Download Cancer Disparities PDF Online Free

Author :
Publisher : Springer Publishing Company
ISBN 13 : 0826108822
Total Pages : 582 pages
Book Rating : 4.8/5 (261 download)

DOWNLOAD NOW!


Book Synopsis Cancer Disparities by : Ronit Elk

Download or read book Cancer Disparities written by Ronit Elk and published by Springer Publishing Company. This book was released on 2012 with total page 582 pages. Available in PDF, EPUB and Kindle. Book excerpt: There has been remarkable progress in understanding, preventing, detecting, diagnosing, and treating cancer, resulting in a reduction of cancer incidence and mortality in the United States.
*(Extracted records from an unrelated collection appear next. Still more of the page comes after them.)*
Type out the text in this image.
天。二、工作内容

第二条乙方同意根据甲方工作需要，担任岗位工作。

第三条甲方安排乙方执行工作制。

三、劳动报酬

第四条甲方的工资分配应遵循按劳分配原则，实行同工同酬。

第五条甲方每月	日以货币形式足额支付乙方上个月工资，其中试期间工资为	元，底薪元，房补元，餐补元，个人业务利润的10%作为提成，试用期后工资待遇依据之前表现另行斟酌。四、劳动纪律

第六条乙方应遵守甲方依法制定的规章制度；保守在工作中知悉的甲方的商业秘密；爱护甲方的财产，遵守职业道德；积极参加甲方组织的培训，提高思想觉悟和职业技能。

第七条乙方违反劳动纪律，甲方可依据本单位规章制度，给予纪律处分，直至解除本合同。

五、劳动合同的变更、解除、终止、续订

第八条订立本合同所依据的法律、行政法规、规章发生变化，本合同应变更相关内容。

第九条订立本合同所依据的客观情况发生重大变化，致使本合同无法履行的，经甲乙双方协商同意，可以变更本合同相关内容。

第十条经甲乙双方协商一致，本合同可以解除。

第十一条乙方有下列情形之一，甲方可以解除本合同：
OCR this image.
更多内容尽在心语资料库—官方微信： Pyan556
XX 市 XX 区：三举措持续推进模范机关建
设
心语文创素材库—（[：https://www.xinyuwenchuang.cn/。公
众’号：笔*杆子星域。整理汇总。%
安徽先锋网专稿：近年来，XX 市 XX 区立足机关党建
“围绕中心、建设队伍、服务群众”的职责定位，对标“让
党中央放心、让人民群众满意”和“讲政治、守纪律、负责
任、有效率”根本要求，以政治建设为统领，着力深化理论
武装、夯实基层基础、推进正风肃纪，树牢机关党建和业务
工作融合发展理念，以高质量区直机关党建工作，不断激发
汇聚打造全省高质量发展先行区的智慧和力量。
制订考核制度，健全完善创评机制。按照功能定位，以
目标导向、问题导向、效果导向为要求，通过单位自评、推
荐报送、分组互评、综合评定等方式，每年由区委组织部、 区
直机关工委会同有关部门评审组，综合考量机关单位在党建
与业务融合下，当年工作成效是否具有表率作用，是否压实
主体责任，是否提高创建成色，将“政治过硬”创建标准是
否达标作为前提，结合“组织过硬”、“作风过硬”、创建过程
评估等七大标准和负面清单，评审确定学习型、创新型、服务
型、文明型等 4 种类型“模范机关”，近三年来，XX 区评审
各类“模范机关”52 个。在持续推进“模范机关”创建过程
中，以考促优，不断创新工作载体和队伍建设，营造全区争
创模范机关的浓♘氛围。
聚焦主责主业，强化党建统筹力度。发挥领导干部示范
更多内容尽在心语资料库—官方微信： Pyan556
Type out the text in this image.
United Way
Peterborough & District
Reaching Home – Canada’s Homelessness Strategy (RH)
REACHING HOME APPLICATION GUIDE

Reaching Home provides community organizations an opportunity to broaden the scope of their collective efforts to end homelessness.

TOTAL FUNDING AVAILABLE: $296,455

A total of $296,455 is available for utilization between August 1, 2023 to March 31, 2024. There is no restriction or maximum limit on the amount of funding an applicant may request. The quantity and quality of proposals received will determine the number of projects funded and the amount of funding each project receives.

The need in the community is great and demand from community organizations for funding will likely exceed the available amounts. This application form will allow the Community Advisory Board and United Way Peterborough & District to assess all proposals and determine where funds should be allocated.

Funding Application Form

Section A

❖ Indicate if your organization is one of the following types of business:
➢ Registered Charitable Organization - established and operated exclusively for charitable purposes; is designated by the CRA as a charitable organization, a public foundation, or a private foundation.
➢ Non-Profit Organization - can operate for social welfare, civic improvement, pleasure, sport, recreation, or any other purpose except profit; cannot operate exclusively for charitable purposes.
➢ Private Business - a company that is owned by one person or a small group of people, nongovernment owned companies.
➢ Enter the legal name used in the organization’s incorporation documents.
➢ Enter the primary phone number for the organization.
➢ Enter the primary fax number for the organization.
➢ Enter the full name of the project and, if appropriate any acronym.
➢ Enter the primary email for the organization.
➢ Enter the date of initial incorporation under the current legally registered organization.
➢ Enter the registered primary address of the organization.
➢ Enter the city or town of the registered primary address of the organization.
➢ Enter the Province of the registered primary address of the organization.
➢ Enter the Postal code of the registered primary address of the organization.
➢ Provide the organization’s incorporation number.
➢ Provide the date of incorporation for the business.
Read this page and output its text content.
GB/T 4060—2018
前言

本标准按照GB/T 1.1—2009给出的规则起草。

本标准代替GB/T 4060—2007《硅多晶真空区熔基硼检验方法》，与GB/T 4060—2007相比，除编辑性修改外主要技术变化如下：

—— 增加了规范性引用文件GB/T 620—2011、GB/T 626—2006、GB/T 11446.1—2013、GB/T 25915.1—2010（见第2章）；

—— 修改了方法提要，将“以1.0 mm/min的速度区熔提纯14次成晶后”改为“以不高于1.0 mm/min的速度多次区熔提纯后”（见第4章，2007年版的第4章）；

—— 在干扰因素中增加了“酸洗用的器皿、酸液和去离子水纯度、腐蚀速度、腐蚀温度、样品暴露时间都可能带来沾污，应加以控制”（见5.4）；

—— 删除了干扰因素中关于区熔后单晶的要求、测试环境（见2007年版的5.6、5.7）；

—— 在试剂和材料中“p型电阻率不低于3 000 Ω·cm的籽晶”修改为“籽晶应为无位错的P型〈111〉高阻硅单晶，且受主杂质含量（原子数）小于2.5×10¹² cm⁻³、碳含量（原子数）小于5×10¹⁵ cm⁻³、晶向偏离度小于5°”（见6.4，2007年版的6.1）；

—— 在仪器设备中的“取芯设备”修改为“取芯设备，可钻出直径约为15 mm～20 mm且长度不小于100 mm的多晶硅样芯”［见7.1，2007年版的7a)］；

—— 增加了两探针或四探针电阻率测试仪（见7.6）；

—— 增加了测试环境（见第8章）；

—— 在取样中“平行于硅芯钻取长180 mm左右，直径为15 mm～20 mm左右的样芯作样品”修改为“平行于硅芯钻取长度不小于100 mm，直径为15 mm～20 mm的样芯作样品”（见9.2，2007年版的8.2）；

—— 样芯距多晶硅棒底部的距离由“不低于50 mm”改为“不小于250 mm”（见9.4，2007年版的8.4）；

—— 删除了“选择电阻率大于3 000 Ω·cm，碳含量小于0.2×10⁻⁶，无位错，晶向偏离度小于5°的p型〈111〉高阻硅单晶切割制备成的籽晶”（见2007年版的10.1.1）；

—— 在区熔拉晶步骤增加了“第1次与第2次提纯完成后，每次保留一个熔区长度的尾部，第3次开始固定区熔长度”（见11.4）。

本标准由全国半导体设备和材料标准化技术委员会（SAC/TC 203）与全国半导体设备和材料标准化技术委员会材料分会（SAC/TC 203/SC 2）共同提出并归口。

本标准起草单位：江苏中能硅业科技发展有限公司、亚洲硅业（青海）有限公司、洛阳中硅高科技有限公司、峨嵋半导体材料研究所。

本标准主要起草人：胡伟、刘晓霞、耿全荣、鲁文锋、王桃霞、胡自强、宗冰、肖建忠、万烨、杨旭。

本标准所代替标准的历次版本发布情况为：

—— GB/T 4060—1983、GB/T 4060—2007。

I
Despite this, the cancer burden varies considerably by race/ethnicity and socioeconomic status. Cancer incidence rates vary markedly between racial/ethnic groups, but even more startling are the differences in outcome across groups. Cancer Disparities: Causes and Evidence-Based Solutions helps readers understand the scope and causes of this inequity by providing a detailed analysis of the many factors that result in cancer disparities across the cancer continuum, including the role of race/ethnicity, socioeconomic status, access to and use of services, insurance status, geographic variables, and differences in treatment provided to patients. Further, it is the first book to describe evidence-based, concrete solutions that can be used to reduce or even eliminate cancer health disparities. Fifteen previously unpublished studies of interventions designed specifically to achieve health equality are described. These studies focus on contextually and culturally appropriate strategies to enhance cancer prevention, screening and early detection, treatment, symptom management, and quality of life in underserved populations.